Redwood Bend by Robyn Carr (Mira, March 2012)
Young widow Katie Malone has been in Vermont for the last year with her twin five year old boys, under the radar, while her brother Connor was preparing to testify in a murder trial that also included an arson charge stemming from a fire that burned Connor and Katie’s family’s hardware store to the ground. Now that the trial is over, Katie is making a cross country trip to reunite the boys with Uncle Connor who has been living in Virgin River in Northern California. Just miles from the mountainous town, Katie’s vehicle has a flat tire in the pouring rain, and although she is largely self-sufficient, machine tightened lug nuts are the slightly built young woman’s undoing. Assisted by a group of motorcyclists, Katie is immediately attracted to Dylan into whom she is sure she’ll never run again. She does, of course, in Virgin River and when she learns he is a former child star looking to get back into the movie business she swears she’s not going to get involved, a vow she quickly breaks, which sets into motion a series of life altering events for both Katie and Dylan.

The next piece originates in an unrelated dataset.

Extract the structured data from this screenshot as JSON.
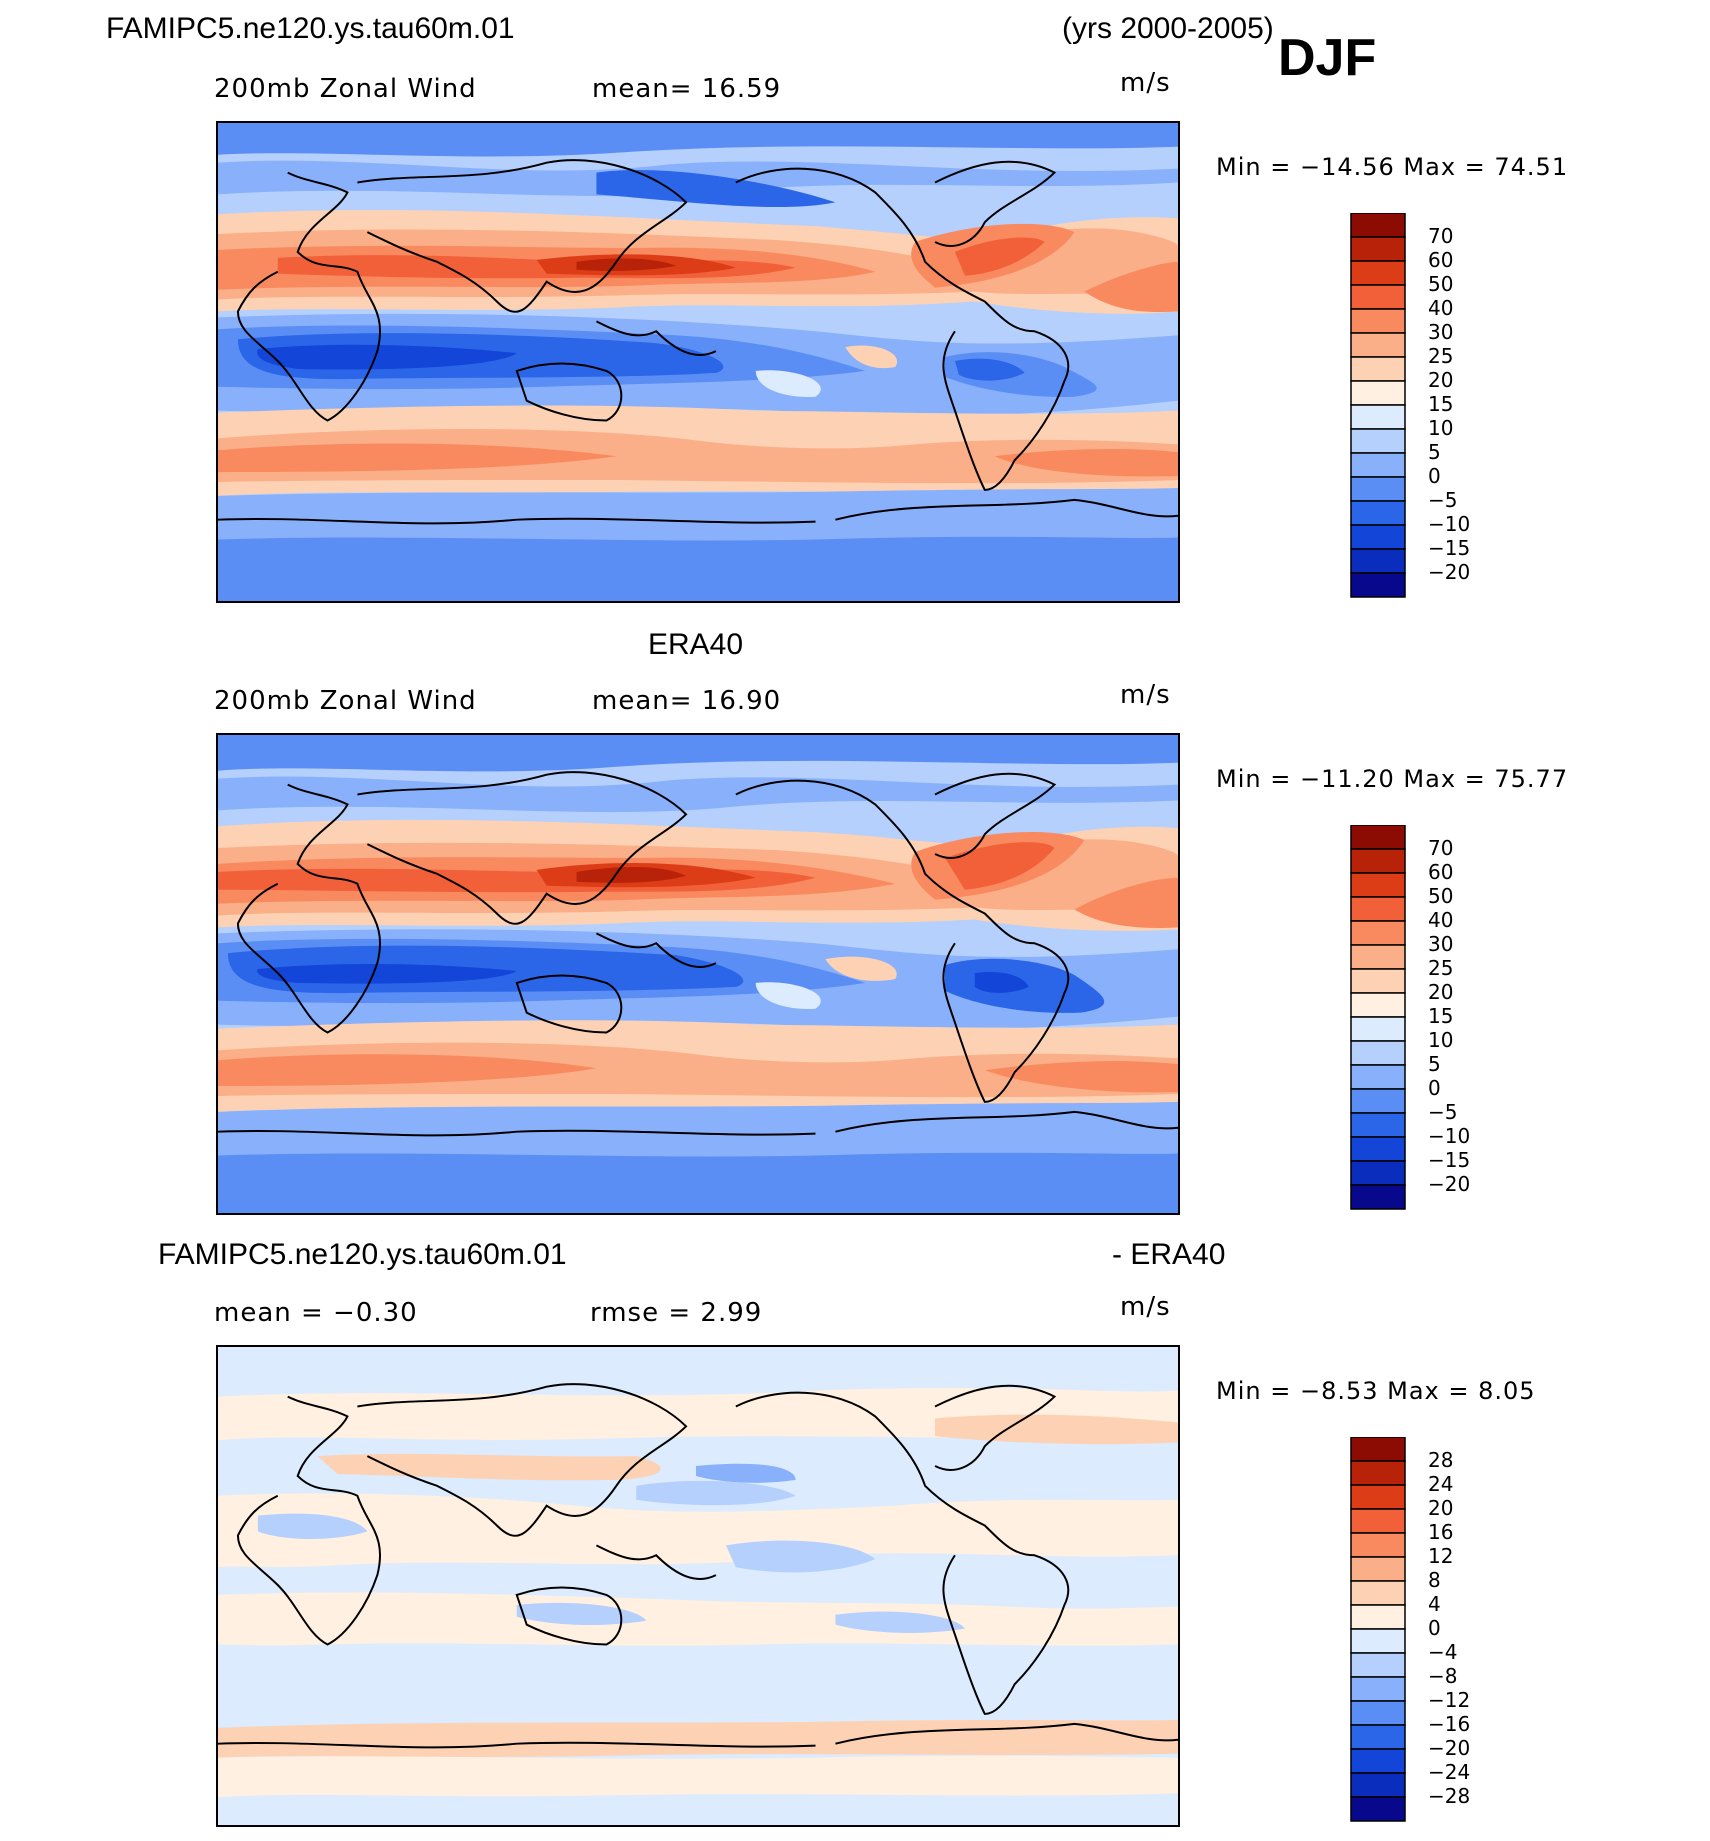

Virgin River is a marvelous small town that Robyn Carr has built over the course of the series, family by family, including many veterans from the wars in Iraq. Jack’s bar with his cook Preacher remains the focal point of the community and though fewer of the now permanent residents are included in the book than usually are, Virgin River and the nearby Grace Valley remain an inviting place to visit, one readers will want to return to time and time again.